Re: ISO/IEC 10646 as Document Character Set

Albert Lunde (Albert-Lunde@nwu.edu)
Thu, 4 May 95 19:30:27 EDT

>OK... now I've got exact changes I can make to the document. I'll
>have to get and install SP so I can test the DTD from now on, but
>that's long overdue anyway.
>
>The real question is: what does this mean to information providers?
>Does it solve any of their problems?
[...]
>I don't see how putting half the solution -- ISO10646 as a document
>character set, with no deployed support and no specification for
>support of other encodings -- in the 2.0 document is better than
>leaving 2.0 as is and providing a complete specification in another
>document.

It implies an interpretation of numeric character references and an SGML
declaration that shouldn't break when used with other MIME charsets, but I
kind of agree that implementers really don't have enought detail to work
with it unless they read between the lines a lot (or read the WG archives
;).

It may lead experiementation with other charsets in an interoperable
direction, by avoiding a legacy of documents with incompatible numeric
character references. (SGML mavens? is this the main issue it impacts?)
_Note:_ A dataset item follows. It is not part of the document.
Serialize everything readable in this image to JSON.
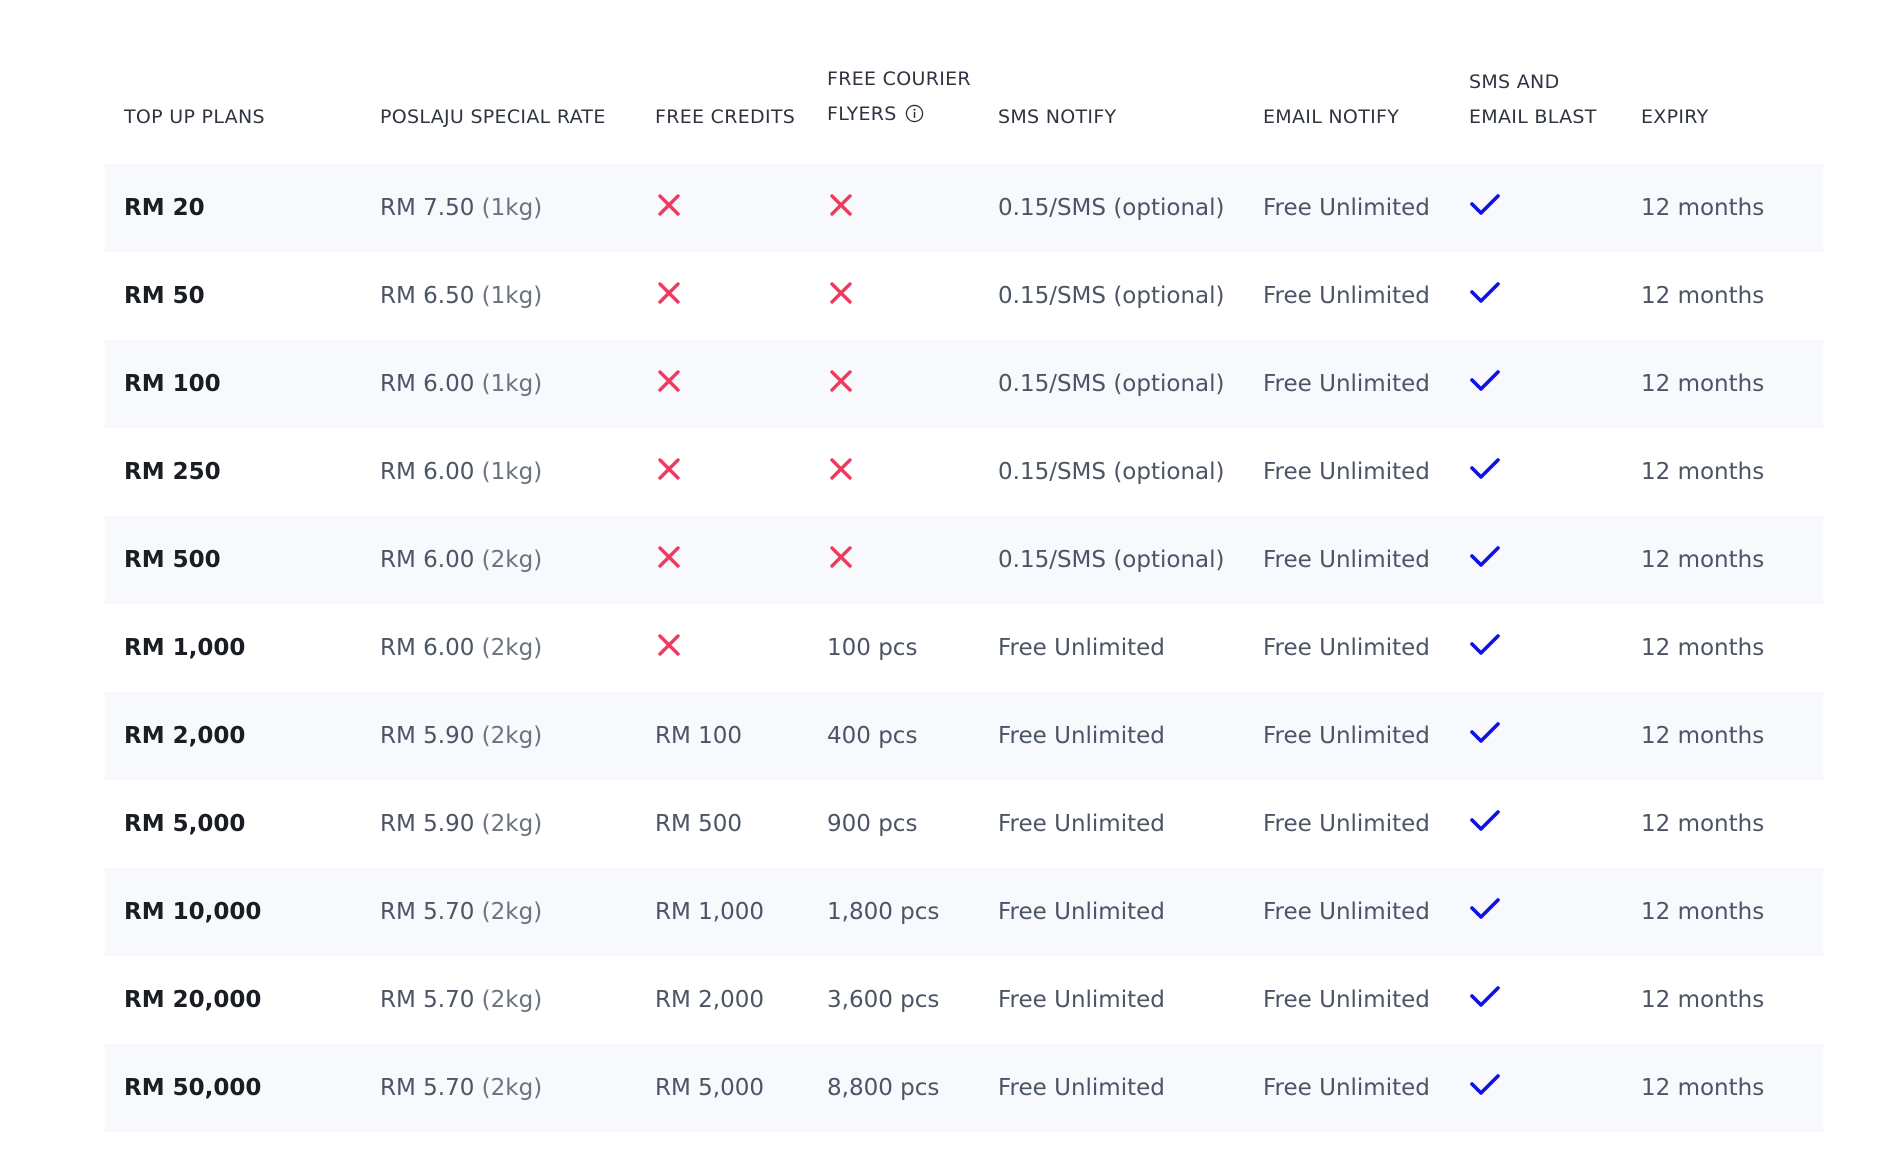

The argument seems to be that it is easier to specify ISO10646 than it is
to leave in Latin-1 and word the document to make clear the direction of
future internationalization. I'm not _sure_ this is true; if so it may be a
consequence of trying to say _anything_ about other MIME charsets: it's
easier to intepret other charsets with a document character set of ISO10646
than it is when we use Latin-1.

We might as well admit in the RFC that this (ISO10646) is a "feature", the
uses of which will be specified further later, which was introduced because
it was upward compatible the current usage.

---
    Albert Lunde                      Albert-Lunde@nwu.edu